ISLAMABAD: The Securities and Exchange Commission of Pakistan (SECP) has issued a concept paper on Risk Based Capital (RBC) Regime, outlining the possibility of shifting from existing solvency-based regime towards an RBC regime for Pakistan’s insurance sector. The proposed framework is consistent with international best practice, aimed at improving corporate governance, enterprise risk management and public disclosure practices of insurers. The existing requirements of Insurance Ordinance 2000 and Insurance Rules 2017 prescribe a rule-based capital adequacy framework for insurers in Pakistan.

This risk based capital framework, which includes a consistent approach to the valuation of assets and liabilities, will provide the basis for calculation of minimum capital which will serve as an effective buffer to absorb losses. With greater transparency, it will facilitate comparisons across insurance companies. It will also provide clearer information on the financial strength of insurers, and facilitate early and effective intervention by the Commission, if necessary.

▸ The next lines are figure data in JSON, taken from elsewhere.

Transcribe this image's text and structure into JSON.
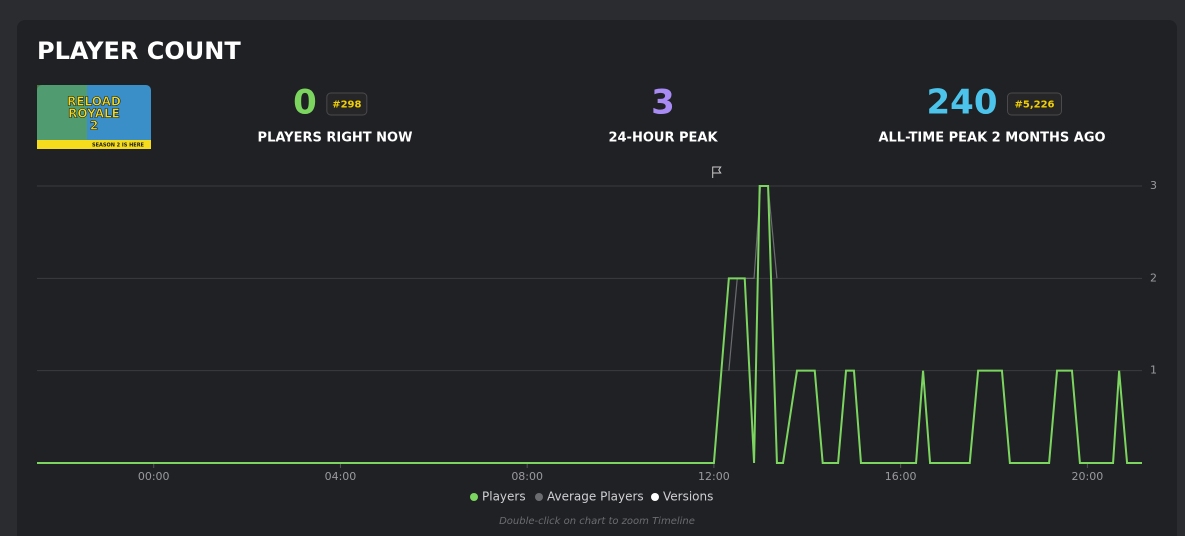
{
  "header": {
    "title": "PLAYER COUNT",
    "thumbnail": {
      "lines": [
        "RELOAD",
        "ROYALE",
        "2"
      ],
      "banner": "SEASON 2 IS HERE"
    },
    "stats": [
      {
        "value": "0",
        "rank": "#298",
        "label": "PLAYERS RIGHT NOW",
        "color": "#7bd55f"
      },
      {
        "value": "3",
        "label": "24-HOUR PEAK",
        "color": "#a98bf5"
      },
      {
        "value": "240",
        "rank": "#5,226",
        "label": "ALL-TIME PEAK 2 MONTHS AGO",
        "color": "#4cc3ea"
      }
    ]
  },
  "chart_data": {
    "type": "line",
    "xlim": [
      -2.5,
      21.17
    ],
    "ylim": [
      0,
      3
    ],
    "xticks": [
      {
        "value": 0,
        "label": "00:00"
      },
      {
        "value": 4,
        "label": "04:00"
      },
      {
        "value": 8,
        "label": "08:00"
      },
      {
        "value": 12,
        "label": "12:00"
      },
      {
        "value": 16,
        "label": "16:00"
      },
      {
        "value": 20,
        "label": "20:00"
      }
    ],
    "yticks": [
      1,
      2,
      3
    ],
    "grid": true,
    "series": [
      {
        "name": "Players",
        "color": "#7bd55f",
        "x": [
          -2.5,
          12.0,
          12.32,
          12.66,
          12.86,
          12.98,
          13.16,
          13.35,
          13.48,
          13.78,
          14.16,
          14.33,
          14.66,
          14.83,
          15.0,
          15.15,
          16.33,
          16.48,
          16.63,
          17.48,
          17.66,
          18.17,
          18.34,
          19.18,
          19.35,
          19.67,
          19.84,
          20.55,
          20.68,
          20.85,
          21.17
        ],
        "values": [
          0,
          0,
          2,
          2,
          0,
          3,
          3,
          0,
          0,
          1,
          1,
          0,
          0,
          1,
          1,
          0,
          0,
          1,
          0,
          0,
          1,
          1,
          0,
          0,
          1,
          1,
          0,
          0,
          1,
          0,
          0
        ]
      },
      {
        "name": "Average Players",
        "color": "#6b6c6f",
        "x": [
          12.32,
          12.5,
          12.86,
          13.0,
          13.16,
          13.35
        ],
        "values": [
          1,
          2,
          2,
          3,
          3,
          2
        ]
      },
      {
        "name": "Versions",
        "color": "#ffffff",
        "x": [
          12.06
        ]
      }
    ],
    "note": "Double-click on chart to zoom Timeline"
  }
}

While focusing on overarching principles, the Concept Paper contains clear and consistent valuation standards (including explicit best estimates of technical provisions and risk margins) and risk-sensitive capital requirements covering all types of risks which individual insurers are bearing. It also deliberates on the calculation, levels of capital adequacy, methodology for available and required capital and difference risk capital charges.

The concept paper is based on the recommendations of the Technical Working Group (TWG) formed by the SECP. The TWG was composed of officials of Pakistan Society of Actuaries, SECP representative and actuary from the private sector.

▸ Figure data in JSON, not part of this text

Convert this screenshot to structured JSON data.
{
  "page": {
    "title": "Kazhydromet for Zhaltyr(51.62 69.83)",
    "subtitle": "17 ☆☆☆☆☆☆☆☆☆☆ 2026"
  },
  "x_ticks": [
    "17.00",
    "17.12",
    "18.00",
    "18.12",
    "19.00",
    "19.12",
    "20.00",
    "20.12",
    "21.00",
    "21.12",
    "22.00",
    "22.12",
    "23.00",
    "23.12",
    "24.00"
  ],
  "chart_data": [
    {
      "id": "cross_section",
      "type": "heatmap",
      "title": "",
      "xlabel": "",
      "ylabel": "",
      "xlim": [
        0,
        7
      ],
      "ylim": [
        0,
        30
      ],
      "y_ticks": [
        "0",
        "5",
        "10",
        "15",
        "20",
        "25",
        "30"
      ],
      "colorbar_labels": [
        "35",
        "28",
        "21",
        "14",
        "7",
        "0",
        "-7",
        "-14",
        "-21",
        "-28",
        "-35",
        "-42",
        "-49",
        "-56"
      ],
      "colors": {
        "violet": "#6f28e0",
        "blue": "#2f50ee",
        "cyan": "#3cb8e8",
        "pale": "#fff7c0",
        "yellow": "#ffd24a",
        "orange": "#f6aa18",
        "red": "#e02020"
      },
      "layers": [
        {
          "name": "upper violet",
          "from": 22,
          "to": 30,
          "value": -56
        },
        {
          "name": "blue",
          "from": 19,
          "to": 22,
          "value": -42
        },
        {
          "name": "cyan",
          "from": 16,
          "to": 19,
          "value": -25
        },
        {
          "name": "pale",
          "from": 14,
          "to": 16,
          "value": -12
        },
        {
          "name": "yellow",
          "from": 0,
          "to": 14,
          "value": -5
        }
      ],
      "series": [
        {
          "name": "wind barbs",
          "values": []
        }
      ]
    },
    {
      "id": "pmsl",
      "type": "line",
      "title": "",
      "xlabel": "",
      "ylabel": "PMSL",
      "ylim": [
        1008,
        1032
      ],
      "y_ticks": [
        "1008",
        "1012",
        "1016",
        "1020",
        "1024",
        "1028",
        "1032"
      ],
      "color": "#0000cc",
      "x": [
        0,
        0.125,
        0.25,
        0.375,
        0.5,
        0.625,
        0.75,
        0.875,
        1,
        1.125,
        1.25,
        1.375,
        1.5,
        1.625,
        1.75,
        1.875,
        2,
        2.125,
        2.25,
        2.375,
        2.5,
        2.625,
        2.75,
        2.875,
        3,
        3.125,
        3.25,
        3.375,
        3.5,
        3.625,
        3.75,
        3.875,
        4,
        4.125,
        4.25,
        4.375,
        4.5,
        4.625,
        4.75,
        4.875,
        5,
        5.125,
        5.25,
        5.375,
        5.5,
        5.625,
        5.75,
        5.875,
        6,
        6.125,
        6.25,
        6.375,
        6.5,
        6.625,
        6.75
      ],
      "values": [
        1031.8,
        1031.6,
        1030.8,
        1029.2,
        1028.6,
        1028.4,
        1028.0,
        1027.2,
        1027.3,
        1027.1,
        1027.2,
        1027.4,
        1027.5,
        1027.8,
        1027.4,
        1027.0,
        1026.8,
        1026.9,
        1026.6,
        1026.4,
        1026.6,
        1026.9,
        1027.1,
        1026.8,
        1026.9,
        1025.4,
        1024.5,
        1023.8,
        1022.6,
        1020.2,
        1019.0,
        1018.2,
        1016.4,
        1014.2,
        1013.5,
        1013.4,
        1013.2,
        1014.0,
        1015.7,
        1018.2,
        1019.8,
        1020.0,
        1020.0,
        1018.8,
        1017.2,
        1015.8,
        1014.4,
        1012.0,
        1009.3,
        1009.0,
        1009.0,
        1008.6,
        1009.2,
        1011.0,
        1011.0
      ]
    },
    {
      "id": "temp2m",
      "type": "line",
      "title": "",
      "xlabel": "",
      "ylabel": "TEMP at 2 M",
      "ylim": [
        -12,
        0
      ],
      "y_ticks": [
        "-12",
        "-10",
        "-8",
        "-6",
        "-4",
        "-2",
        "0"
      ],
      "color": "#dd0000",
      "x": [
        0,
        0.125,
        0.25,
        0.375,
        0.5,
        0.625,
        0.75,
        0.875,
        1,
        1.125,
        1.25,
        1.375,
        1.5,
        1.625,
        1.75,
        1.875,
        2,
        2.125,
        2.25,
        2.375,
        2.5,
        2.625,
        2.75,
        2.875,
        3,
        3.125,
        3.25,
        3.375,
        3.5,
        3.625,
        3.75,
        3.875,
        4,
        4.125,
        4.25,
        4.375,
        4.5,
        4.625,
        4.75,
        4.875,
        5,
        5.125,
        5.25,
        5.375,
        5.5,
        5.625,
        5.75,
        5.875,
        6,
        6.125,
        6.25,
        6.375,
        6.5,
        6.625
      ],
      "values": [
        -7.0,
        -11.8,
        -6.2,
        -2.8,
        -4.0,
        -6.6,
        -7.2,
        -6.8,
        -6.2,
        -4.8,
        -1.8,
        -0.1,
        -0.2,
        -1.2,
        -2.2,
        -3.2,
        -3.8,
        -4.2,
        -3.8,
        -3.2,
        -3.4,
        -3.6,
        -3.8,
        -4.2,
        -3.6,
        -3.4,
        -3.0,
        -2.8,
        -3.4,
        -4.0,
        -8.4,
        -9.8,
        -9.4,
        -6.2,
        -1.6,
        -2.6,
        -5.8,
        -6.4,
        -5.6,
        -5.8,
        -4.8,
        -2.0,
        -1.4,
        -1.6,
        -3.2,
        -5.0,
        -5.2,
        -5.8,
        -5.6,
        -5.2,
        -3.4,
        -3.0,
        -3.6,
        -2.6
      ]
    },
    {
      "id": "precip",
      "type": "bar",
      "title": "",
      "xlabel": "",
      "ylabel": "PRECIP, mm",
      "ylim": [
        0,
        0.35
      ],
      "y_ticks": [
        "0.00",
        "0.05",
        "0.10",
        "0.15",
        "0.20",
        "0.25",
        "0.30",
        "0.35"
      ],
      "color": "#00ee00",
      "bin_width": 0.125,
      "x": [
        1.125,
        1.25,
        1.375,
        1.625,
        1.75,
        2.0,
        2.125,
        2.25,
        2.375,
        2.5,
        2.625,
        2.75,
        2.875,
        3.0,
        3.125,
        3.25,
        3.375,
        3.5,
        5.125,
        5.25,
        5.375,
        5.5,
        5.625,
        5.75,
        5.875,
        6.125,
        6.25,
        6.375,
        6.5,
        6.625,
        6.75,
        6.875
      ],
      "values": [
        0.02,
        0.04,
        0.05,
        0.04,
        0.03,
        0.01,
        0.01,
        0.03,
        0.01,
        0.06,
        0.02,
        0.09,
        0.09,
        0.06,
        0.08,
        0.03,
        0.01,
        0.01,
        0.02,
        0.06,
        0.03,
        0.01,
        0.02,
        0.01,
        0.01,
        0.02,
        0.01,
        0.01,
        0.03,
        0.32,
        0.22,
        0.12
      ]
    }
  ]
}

It has been recognized globally that the capital adequacy framework should consider risk factors of different insurers, and be conducive to enhancing the corporate governance, enterprise risk management (ERM) and public disclosure practices of insurers. The International Association of Insurance Supervisors (IAIS) – the global standard-setter for the insurance industry – has issued Insurance Core Principles (ICPs) in relation to RBC requirements in late 2011. All insurance supervisors, including the SECP, in order to ensure conformity with best international practices are obliged to comply with ICPs. Accordingly, the Commission plans to move from existing solvency regime towards an RBC regime, establishing a clear and consistent valuation standard (including explicit best estimates of technical provisions and risk margins) and risk-sensitive capital requirements covering all types of risks.

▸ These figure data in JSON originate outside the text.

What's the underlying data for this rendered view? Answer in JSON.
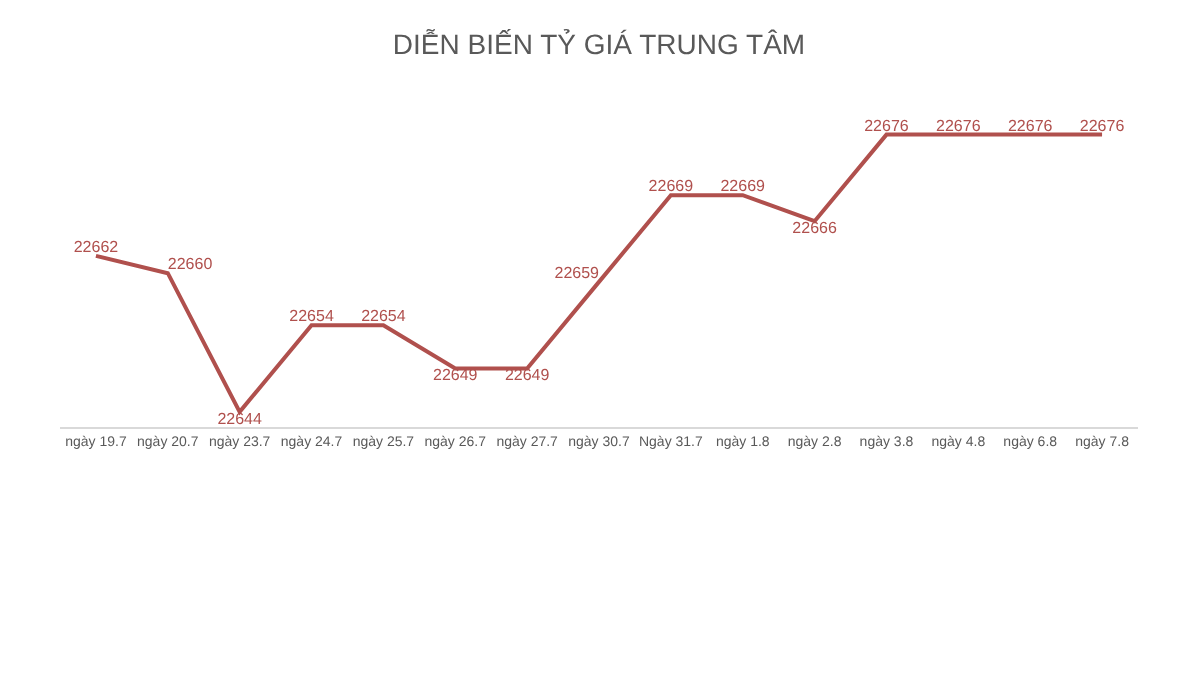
{
  "chart_data": {
    "type": "line",
    "title": "DIỄN BIẾN TỶ GIÁ TRUNG TÂM",
    "categories": [
      "ngày 19.7",
      "ngày 20.7",
      "ngày 23.7",
      "ngày 24.7",
      "ngày 25.7",
      "ngày 26.7",
      "ngày 27.7",
      "ngày 30.7",
      "Ngày 31.7",
      "ngày 1.8",
      "ngày 2.8",
      "ngày 3.8",
      "ngày 4.8",
      "ngày 6.8",
      "ngày 7.8"
    ],
    "series": [
      {
        "color": "#b0504d",
        "values": [
          22662,
          22660,
          22644,
          22654,
          22654,
          22649,
          22649,
          22659,
          22669,
          22669,
          22666,
          22676,
          22676,
          22676,
          22676
        ]
      }
    ],
    "data_labels": true,
    "marker": "none",
    "line_style": "solid"
  }
}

The choice and level of risk parameters is an issue of paramount importance for developing an RBC model. Therefore, data analysis and quantitative impact study is necessary to adjust the proposed level of capital charge and stress test in line with our local environment and industry dynamics. This is dependent on judgement as well as analysis of data. To determine the risk charges, it is also necessary to develop an understanding of the loss function for each risk i.e. to measure the impact on a typical balance sheet at the desired confidence level. We are of the view that in the second phase a detailed data gathering exercise will be needed to access the level of proposed capital charges and level of capital adequacy. Data analysis should be conducted for different types of insurers to ensure that the new regime is viable and practicable, and that it should not bring about instability to the insurance industry.

In order to have a broad-based consultation on the proposed regime and to ensure that the proposed RBC framework is viewed in the light of local industry feedback, SECP has invited all the stakeholders to provide their feedback and comments on the concept paper at RBC [email protected].